Perhaps most significant of all, Trump and Sanders both portray traditional politicians as bought and paid for by powerful monied interests. Sanders rails against big banks, powerful corporations, and wealthy plutocrats who bend the system to their will. Trump speaks from personal experience, blithely telling audiences how he regularly wrote big checks to politicians in both parties to buy access and influence.

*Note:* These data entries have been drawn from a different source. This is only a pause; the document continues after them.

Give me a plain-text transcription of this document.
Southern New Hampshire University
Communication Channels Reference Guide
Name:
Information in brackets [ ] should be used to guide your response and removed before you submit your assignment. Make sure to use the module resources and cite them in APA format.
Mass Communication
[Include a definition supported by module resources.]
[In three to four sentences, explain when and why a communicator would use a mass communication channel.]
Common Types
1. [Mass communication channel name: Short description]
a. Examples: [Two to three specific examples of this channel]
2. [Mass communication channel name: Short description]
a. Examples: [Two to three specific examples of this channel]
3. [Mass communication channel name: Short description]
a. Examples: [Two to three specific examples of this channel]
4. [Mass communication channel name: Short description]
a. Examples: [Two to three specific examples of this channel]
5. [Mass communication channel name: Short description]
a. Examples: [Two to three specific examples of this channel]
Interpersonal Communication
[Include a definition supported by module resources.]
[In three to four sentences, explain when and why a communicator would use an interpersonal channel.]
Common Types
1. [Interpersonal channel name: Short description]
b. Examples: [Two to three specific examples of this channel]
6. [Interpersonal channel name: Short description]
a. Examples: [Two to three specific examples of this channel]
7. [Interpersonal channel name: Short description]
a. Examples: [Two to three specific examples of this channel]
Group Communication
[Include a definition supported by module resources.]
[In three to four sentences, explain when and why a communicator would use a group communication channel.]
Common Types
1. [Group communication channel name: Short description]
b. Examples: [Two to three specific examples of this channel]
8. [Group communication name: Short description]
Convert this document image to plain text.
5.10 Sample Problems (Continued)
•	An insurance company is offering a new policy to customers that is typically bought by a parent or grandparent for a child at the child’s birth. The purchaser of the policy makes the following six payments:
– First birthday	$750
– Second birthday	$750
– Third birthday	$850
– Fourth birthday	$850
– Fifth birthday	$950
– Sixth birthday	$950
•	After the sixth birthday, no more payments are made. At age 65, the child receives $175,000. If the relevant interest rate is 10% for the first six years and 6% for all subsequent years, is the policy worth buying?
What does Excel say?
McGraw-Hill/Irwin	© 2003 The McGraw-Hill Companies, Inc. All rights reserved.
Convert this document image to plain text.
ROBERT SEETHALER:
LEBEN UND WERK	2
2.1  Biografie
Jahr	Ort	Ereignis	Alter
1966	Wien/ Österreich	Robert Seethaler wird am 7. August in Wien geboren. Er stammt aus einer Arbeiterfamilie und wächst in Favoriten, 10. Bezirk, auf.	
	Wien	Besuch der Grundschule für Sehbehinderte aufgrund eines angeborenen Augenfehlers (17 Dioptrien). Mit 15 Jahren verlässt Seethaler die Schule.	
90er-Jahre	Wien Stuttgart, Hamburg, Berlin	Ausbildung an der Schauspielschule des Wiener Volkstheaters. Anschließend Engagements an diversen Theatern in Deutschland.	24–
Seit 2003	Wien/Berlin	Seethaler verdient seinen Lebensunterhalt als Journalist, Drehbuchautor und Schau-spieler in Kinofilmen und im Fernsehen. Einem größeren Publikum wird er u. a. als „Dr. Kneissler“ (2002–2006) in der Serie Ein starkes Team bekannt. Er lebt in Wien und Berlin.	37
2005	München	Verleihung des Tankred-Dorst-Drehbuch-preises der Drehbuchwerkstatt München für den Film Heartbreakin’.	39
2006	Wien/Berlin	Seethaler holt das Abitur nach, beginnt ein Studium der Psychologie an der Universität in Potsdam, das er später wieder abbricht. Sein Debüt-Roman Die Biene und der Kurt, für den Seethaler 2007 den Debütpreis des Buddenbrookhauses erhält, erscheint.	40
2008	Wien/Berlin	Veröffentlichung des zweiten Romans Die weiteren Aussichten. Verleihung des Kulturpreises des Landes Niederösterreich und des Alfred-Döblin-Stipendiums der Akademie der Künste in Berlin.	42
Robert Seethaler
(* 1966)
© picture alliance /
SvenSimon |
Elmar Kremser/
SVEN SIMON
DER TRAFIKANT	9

The system is rigged, these insurgents say. Your elected leaders are working for themselves and their puppet-masters. They couldn’t care less about you. Sanders’ solution is a grass-roots ‘political revolution.’ Trump, to the extent he offers concrete proposals, seems to promise the muscular use of presidential power. But both have touched a raw nerve, and our political parties had better pay attention.
As the caucuses and primaries begin, the RealClearPolitics poll averages show that 36% of Republicans favor Trump and an additional 10% support other candidates who’ve never held elective office. On the Democratic side, 37% of Democrats say they favor Sanders. These numbers show that there are huge numbers of Americans whose voices aren’t being heard, voters who are tired of half-measures and unkept promises.